PVA surfactant caused the formation of aggregate and reduced CFE activity.
(A) Brightfield images of mammalian CFE at 0, 1, or 2% of PVA surfactant. (B) eGFP expression in HeLa CFE as a function of PVA concentration measured in microwell plates (n = 3, ±S.E.), unpaired t test comparing with 0%; *: p < 0.01; **: p < 0.001. Brightfield images of microwell corresponding to the different PVA concentration are shown on top. Yellow arrowhead points to the large aggregate in the microwell.
Fig 5.
Pluronic surfactant also caused the formation of aggregate and reduced CFE activity.
(A) Brightfield (top) and fluorescence (bottom) images of double emulsion templated vesicles (without HeLa lysate) with 2% Pluronic F-68. (B) eGFP expression in HeLa CFE at different concentrations of surfactants for Pluronic F-68 (red), F-88 (green), and F-127 (blue), unpaired t test comparing with 0%; *: p < 0.01; **: p < 0.001; ***: p < 0.0001. Inset shows brightfield microwell images at 2% of surfactant concentration with yellow arrowhead pointing to the aggregates.
Fig 6.
High concentration of mammalian Hela lysate is prone to aggregation when exposed to surfactant.
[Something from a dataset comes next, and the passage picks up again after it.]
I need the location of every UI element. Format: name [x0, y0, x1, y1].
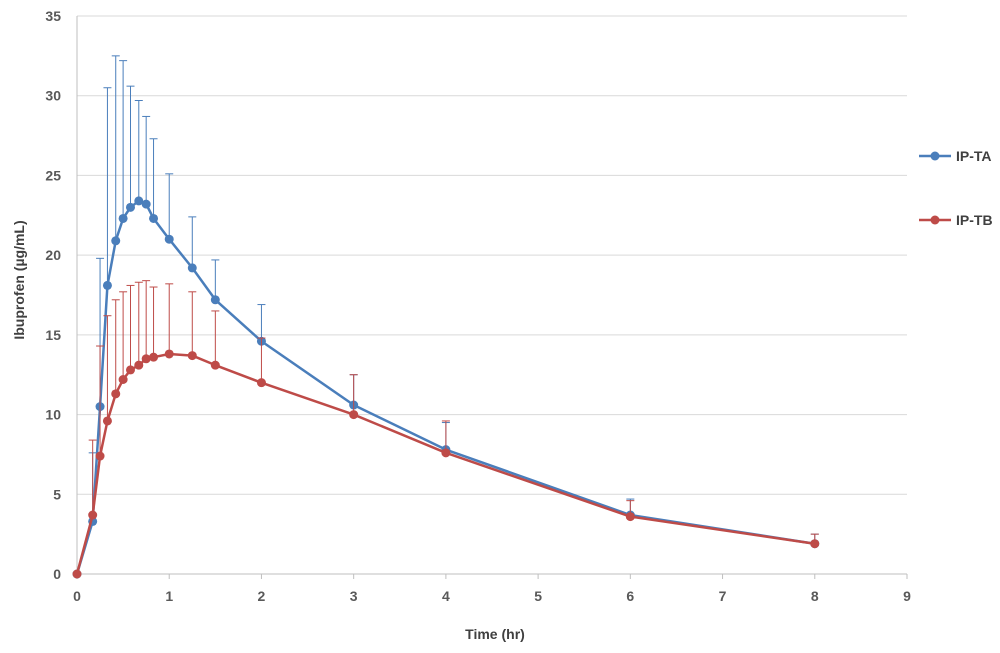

(A) (Top) Representative brightfield images of different dilution of CFE reaction with 2% PVA under bulk condition. (Bottom) Representative brightfield images of single emulsions encapsulating 2% PVA at different CFE dilutions. Yellow arrowheads denote the appearance of aggregates. (B) (Left) eGFP expression in HeLa CFE as a function of CFE dilution measured in microwell plates (n = 4, ±S.E.), unpaired t test comparing with 1X; ***: p < 0.0001. (Right) eGFP expression in HeLa CFE at different volume ratios between lysate and Mix 1 measured in microwell plates (n = 4, ±S.E.), unpaired t test comparing with 9:2.25 volume ratio; ***: p < 0.0001.
Fig 7.
Actin aggregates with PVA surfactant.
(A) Coomassie blue stained gel showing proteins in the supernatant or pellet after 10 min centrifugation at 16,100 g, in the presence of PVA surfactant at different concentrations. (B) Western blot showing the actin in the supernatant or pellet fractions at different PVA concentrations. (C) Percentage of actin measured in the supernatant and pellet fractions at different PVA concentrations (n = 3, ±S.E.), unpaired t test comparing with 0% PVA; *: p < 0.01; ***: p < 0.0001.